Frequently Asked Questions

How much time do you spend on clearance per week?

About 90 minutes total — 15 minutes Sunday planning, 12-minute Monday drive-by if warranted, a few mid-week checks on my phone, 8 minutes Friday for Nordstrom Rack, and ~25 minutes Saturday for one targeted store run.

Do you actually use your own product?

Yes — I built Endless because I wanted exactly this kind of feed across every store. I use it every Sunday night and most mornings. If it didn’t make my routine faster, I wouldn’t keep it as the centerpiece.

Is checking deals daily worth it?

In my experience, no. Daily checking led me to make worse purchases — there’s always something kind-of-on-sale, and I’d talk myself into it. A weekly cadence with one or two targeted check-ins works better.

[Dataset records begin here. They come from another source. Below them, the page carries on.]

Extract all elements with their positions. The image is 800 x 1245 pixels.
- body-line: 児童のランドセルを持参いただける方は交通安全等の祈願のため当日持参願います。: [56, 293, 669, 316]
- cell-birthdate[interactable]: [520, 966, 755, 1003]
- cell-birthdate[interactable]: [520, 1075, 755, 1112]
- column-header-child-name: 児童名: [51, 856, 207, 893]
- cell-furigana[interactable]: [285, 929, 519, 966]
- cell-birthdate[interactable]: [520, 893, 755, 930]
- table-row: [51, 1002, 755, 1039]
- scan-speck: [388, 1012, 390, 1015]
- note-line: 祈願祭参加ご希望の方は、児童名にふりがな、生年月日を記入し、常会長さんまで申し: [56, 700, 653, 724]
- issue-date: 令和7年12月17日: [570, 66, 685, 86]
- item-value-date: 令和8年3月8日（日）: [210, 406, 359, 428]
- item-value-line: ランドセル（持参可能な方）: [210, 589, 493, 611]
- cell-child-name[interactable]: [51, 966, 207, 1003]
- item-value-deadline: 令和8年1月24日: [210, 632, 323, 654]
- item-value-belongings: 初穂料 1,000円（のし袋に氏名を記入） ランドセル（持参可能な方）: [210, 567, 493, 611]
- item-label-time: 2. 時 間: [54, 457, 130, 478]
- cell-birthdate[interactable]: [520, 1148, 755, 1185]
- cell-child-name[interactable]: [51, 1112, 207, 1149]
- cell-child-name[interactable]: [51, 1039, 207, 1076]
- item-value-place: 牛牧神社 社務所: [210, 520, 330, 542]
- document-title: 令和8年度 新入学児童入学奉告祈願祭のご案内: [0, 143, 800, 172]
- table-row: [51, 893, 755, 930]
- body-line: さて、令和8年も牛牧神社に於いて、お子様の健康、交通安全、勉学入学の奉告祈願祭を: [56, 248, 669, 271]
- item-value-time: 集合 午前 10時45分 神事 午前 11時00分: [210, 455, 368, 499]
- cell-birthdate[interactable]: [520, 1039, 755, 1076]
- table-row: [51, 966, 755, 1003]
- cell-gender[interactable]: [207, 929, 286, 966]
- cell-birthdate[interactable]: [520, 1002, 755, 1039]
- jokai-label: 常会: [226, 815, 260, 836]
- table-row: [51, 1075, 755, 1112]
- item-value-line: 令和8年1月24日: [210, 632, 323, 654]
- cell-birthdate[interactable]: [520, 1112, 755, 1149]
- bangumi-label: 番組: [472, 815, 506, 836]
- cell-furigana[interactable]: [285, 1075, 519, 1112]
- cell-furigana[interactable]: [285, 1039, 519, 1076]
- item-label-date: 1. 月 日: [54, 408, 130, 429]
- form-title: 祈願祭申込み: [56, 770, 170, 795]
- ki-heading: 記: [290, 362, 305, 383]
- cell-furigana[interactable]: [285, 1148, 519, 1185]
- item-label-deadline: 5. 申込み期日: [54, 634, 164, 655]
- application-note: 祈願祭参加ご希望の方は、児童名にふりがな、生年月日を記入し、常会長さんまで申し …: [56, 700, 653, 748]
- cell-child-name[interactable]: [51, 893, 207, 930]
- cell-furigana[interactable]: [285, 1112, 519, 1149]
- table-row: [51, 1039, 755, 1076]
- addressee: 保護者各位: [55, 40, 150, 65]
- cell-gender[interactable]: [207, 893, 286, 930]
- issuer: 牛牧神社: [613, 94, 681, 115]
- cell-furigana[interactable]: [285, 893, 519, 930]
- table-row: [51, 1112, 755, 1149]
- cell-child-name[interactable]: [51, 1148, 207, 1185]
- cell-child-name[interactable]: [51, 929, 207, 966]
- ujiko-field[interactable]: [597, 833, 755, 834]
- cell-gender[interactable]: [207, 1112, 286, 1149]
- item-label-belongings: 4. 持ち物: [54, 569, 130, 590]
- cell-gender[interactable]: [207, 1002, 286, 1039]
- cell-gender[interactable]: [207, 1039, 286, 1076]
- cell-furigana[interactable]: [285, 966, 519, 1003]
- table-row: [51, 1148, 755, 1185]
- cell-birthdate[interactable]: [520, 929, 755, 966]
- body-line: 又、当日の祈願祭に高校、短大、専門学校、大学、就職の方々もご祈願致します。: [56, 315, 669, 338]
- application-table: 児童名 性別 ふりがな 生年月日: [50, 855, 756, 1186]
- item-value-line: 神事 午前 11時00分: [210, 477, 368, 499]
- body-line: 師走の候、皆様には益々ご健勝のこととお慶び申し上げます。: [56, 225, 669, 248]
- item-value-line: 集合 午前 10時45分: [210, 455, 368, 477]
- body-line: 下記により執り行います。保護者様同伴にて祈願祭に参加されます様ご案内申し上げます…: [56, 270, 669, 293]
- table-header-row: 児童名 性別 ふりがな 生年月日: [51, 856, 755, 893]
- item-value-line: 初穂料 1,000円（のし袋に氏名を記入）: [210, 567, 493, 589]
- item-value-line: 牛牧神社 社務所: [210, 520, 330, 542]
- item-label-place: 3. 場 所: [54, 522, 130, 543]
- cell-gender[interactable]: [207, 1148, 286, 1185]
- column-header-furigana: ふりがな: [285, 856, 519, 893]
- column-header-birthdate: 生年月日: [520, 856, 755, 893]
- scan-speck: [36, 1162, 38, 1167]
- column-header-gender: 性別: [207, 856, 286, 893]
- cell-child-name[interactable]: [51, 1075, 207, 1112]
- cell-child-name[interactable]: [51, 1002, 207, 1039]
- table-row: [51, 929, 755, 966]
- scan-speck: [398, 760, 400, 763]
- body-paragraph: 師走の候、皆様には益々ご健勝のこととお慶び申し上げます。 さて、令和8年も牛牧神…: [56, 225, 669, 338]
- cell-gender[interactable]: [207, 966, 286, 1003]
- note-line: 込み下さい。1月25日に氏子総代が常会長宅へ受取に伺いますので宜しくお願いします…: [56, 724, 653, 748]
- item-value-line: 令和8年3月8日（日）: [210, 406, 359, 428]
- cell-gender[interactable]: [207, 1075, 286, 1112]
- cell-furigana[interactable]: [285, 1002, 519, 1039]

What’s the one thing most people overdo?

Driving to stores. Most clearance is checkable remotely now. I’ll only drive when something specific is flagged. The “I’ll just stop by Home Depot and see what’s there” instinct is the single biggest time-waster I had to break.

What if I only have 30 minutes a week?

Spend it Sunday night doing the plan. Skip everything else. One focused 30-minute scan of every store within driving distance — sorted by markdown depth — beats five 30-minute walk-throughs of a single store.